There was a gang in my neighborhood called "Dirty Annies" named after a store where the gang hung out. I wasn't sure if I was a wannabe or not, but an incident one day sealed the deal for me; I would not become a gang member. One of my classmates Bubbles Morone, just a neighborhood kid, was stabbed to death by a black gang for no apparent reason; he was alone and helpless. The mob violence is pure random hatred, and it made me angry.

A bunch of us went looking for revenge, on who I never knew, for we never learned who stabbed Bubbles. Shit, I didn't even really know him. He was in my grade at West Catholic, but other than that, I didn't know him. What was I thinking? I started heading home. I was alone, roaming the streets and searching for God knows what, when I was confronted by 400 young black guys coming down Cobbs Creek Parkway. They were picking up chains and any kind of makeshift weapon they could find. I ran to find the other guys and told them to get the hell out of the neighborhood, but I was too late. By the time I found them, the throng was closing in on us. We ran to a church at 58th and Chester Ave. This was it; I knew we were going to die. 

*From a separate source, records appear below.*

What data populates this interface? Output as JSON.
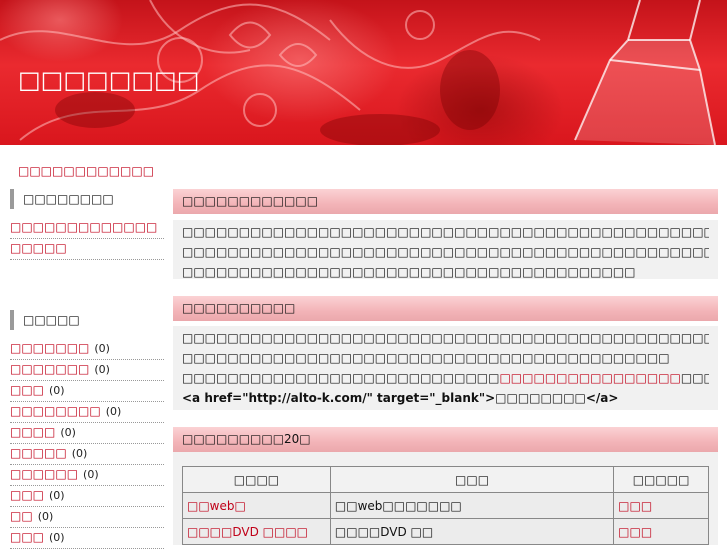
{
  "header": {
    "site_title": "□□□□□□□□"
  },
  "breadcrumb": "□□□□□□□□□□□□",
  "sidebar": {
    "section1": {
      "heading": "□□□□□□□□",
      "links": [
        {
          "label": "□□□□□□□□□□□□□"
        },
        {
          "label": "□□□□□"
        }
      ]
    },
    "section2": {
      "heading": "□□□□□",
      "categories": [
        {
          "label": "□□□□□□□",
          "count": "(0)"
        },
        {
          "label": "□□□□□□□",
          "count": "(0)"
        },
        {
          "label": "□□□",
          "count": "(0)"
        },
        {
          "label": "□□□□□□□□",
          "count": "(0)"
        },
        {
          "label": "□□□□",
          "count": "(0)"
        },
        {
          "label": "□□□□□",
          "count": "(0)"
        },
        {
          "label": "□□□□□□",
          "count": "(0)"
        },
        {
          "label": "□□□",
          "count": "(0)"
        },
        {
          "label": "□□",
          "count": "(0)"
        },
        {
          "label": "□□□",
          "count": "(0)"
        }
      ]
    }
  },
  "main": {
    "section1": {
      "heading": "□□□□□□□□□□□□",
      "lines": [
        "□□□□□□□□□□□□□□□□□□□□□□□□□□□□□□□□□□□□□□□□□□□□□□□□□□□□□□□□□□□□□□□□□□□□□",
        "□□□□□□□□□□□□□□□□□□□□□□□□□□□□□□□□□□□□□□□□□□□□□□□□□□□□□□□□□□□□□□□□□□□□□",
        "□□□□□□□□□□□□□□□□□□□□□□□□□□□□□□□□□□□□□□□□"
      ]
    },
    "section2": {
      "heading": "□□□□□□□□□□",
      "lines": [
        "□□□□□□□□□□□□□□□□□□□□□□□□□□□□□□□□□□□□□□□□□□□□□□□□□□□□□",
        "□□□□□□□□□□□□□□□□□□□□□□□□□□□□□□□□□□□□□□□□□□□",
        "□□□□□□□□□□□□□□□□□□□□□□□□□□□□□□□□□□□□□□□□□□□"
      ],
      "line3_prefix": "□□□□□□□□□□□□□□□□□□□□□□□□□□□□",
      "line3_link": "□□□□□□□□□□□□□□□□",
      "line3_suffix": "□□□□□□□□□□□",
      "code_line": "<a href=\"http://alto-k.com/\" target=\"_blank\">□□□□□□□□</a>"
    },
    "section3": {
      "heading": "□□□□□□□□□20□",
      "table": {
        "headers": [
          "□□□□",
          "□□□",
          "□□□□□"
        ],
        "rows": [
          [
            "□□web□",
            "□□web□□□□□□□",
            "□□□"
          ],
          [
            "□□□□DVD □□□□",
            "□□□□DVD □□",
            "□□□"
          ]
        ]
      }
    }
  },
  "colors": {
    "accent": "#c00018",
    "banner": "#e0252b",
    "section_header": "#f3b4b8"
  }
}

The cops arrive. Two plain SEPTA busses pulled up, and the Boot Cops emptied out and formed a skirmish line between us and the crowd, which the news reported as over 500 by that point. The Boot Cops (the Highway Patrol) didn't wade into the crowd or shout; they just stood their ground. We froze and watched as the cops did their stutter stepping, a half step at a time. The sound of their boots hitting the asphalt in front of them made the walls shake. They moved into a "V" type wedge and kept going forward, with the "V" getting larger and larger. The crowd parted like the Red Sea. No injuries, no nonsense but a lasting memory and a turning point in my life. I wanted that respect. Some say it may have been fear, but I believe it was the professionalism that the crowd couldn't deal with; they knew those guys weren't going to put up with any nonsense, no matter who you were. It was like watching an expeditionary force; they came, they saw, they removed the threat, they left. They won the battle by acting and moving as one, no emotion, just a job to do.